Seperti diketahui, PKPU larangan eks koruptor untuk nyaleg memang sempat menuai por dan kontra dari sejumlah kalangan.

"Ada sedikit perubahan tapi ya kita serahkan kepada publik karena kita tidak mau mengganggu tahapan pemilu. Sebelumnya saya sudah bertemu dengan KPU, kita buat pertemuan KPU, Bawaslu dengan tim kita, dan ada beberapa narasumber, pengamat, beberapa hari mereka merumuskan itu," ungkap Yasonna.

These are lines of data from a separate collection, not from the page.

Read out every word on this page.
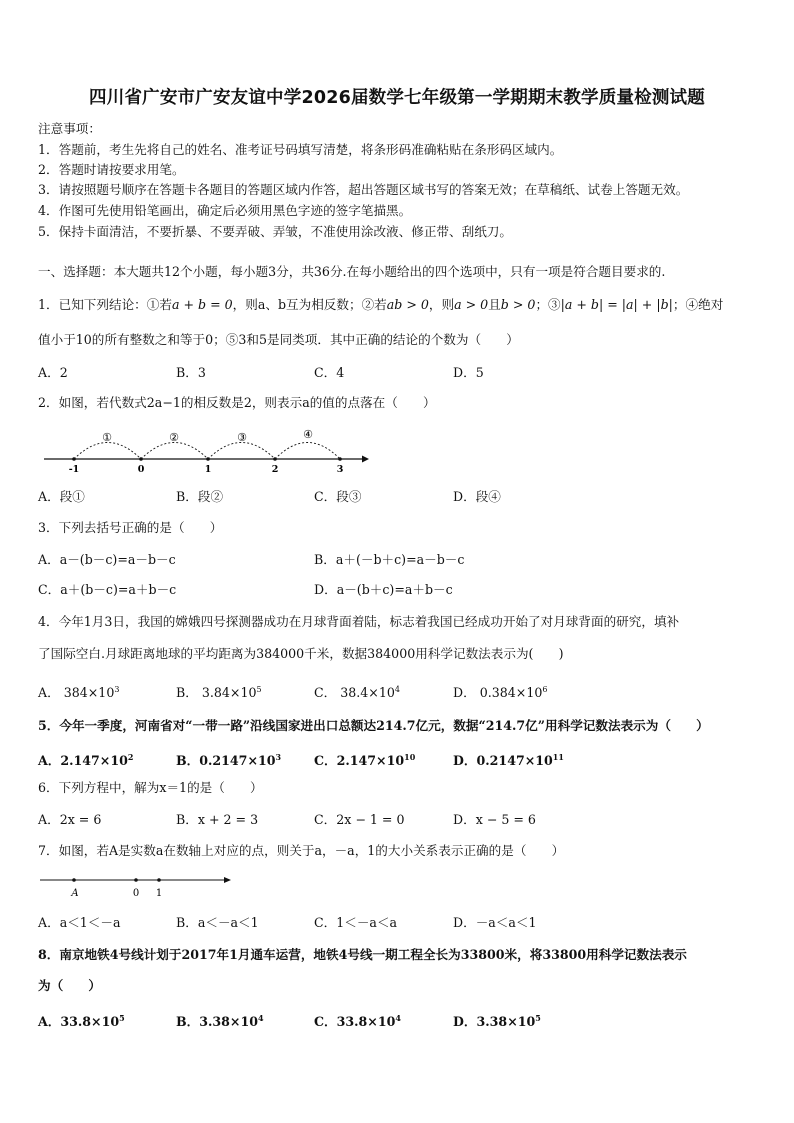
四川省广安市广安友谊中学2026届数学七年级第一学期期末教学质量检测试题
注意事项：
1．答题前，考生先将自己的姓名、准考证号码填写清楚，将条形码准确粘贴在条形码区域内。
2．答题时请按要求用笔。
3．请按照题号顺序在答题卡各题目的答题区域内作答，超出答题区域书写的答案无效；在草稿纸、试卷上答题无效。
4．作图可先使用铅笔画出，确定后必须用黑色字迹的签字笔描黑。
5．保持卡面清洁，不要折暴、不要弄破、弄皱，不准使用涂改液、修正带、刮纸刀。
一、选择题：本大题共12个小题，每小题3分，共36分.在每小题给出的四个选项中，只有一项是符合题目要求的.
1．已知下列结论：①若a + b = 0，则a、b互为相反数；②若ab > 0，则a > 0且b > 0；③|a + b| = |a| + |b|；④绝对
值小于10的所有整数之和等于0；⑤3和5是同类项．其中正确的结论的个数为（　　）
A．2	B．3	C．4	D．5
2．如图，若代数式2a−1的相反数是2，则表示a的值的点落在（　　）
①	②	③	④
-1	0	1	2	3
A．段①	B．段②	C．段③	D．段④
3．下列去括号正确的是（　　）
A．a－(b－c)=a－b－c	B．a＋(－b＋c)=a－b－c
C．a＋(b－c)=a＋b－c	D．a－(b＋c)=a＋b－c
4．今年1月3日，我国的嫦娥四号探测器成功在月球背面着陆，标志着我国已经成功开始了对月球背面的研究，填补
了国际空白.月球距离地球的平均距离为384000千米，数据384000用科学记数法表示为(　　)
A． $384\times 10^3$	B． $3.84\times 10^5$	C． $38.4\times 10^4$	D． $0.384\times 10^6$
5．今年一季度，河南省对“一带一路”沿线国家进出口总额达214.7亿元，数据“214.7亿”用科学记数法表示为（　　）
A．$2.147\times 10^2$	B．$0.2147\times 10^3$	C．$2.147\times 10^{10}$	D．$0.2147\times 10^{11}$
6．下列方程中，解为x＝1的是（　　）
A．2x = 6	B．x + 2 = 3	C．2x − 1 = 0	D．x − 5 = 6
7．如图，若A是实数a在数轴上对应的点，则关于a，－a，1的大小关系表示正确的是（　　）
A	0 1
A．a＜1＜－a	B．a＜－a＜1	C．1＜－a＜a	D．－a＜a＜1
8．南京地铁4号线计划于2017年1月通车运营，地铁4号线一期工程全长为33800米，将33800用科学记数法表示
为（　　）
A．$33.8\times 10^5$	B．$3.38\times 10^4$	C．$33.8\times 10^4$	D．$3.38\times 10^5$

Sebelumnya, pada 30 Juni 2018 KPU mengeluarkan PKPU No 20 tahun 2018 yang mengatur agar bakal calon anggota DPR, DPRD Provinsi, dan DPRD Kabupaten/Kota adalah warga negara Indonesia dan harus memenuhi persyaratan tidak pernah sebagai terpidana berdasarkan putusan pengadilan yang telah memperoleh kekuatan hukum tetap yang diancam dengan pidana penjara 5 tahun atau lebih berdasarkan putusan pengadilan yang telah berkekuatan hukum tetap; bukan mantan terpidana bandar narkoba, kejahatan seksual terhadap anak, atau korupsi (pasal 7 ayat 1 butir g dan h).

Baca juga: Hadar Nafis Gumay Heran PKPU Masih Jadi 'Bola Panas' di DPR

Sehingga dengan diundangkannya PKPU itu, maka partai politiklah yang bertanggung jawab untuk menyeleksi caleg yang akan diajukan dalam pemilu.

"Memang sekarang tanggung jawab itu dikasih kepada partai politik untuk men-screen. Ini diserahkan kepada partai politik untuk tidak mencalonkan orang-orang yang itu, yang mantan (narapidana) itu," ungkap Yasonna.

Yasonna mengatakan bahwa PKPU itu juga mungkin saja diajukan uji materi ke Mahkamah Agung.

"Masih potensial untuk di 'judicial review' nampaknya, tidak apa-apa jalan saja, supaya tahapan jalan," tambah Yasonna.

Sedangkan Ketua KPK Agus Rahardjo mengatakan mendukung PKPU tersebut.

"Itu bagus, (KPK) sangat mendukung. orang yang pernah menciderai kita masa dipilih" kata Yasonna.

Baca juga: Wiranto Dukung MenkumHAM Tolak Teken PKPU

KPU membolehkan para mantan narapidana itu untuk mencalonkan diri dengan syarat mengumumkan status pemidanaan mereka kepada publik.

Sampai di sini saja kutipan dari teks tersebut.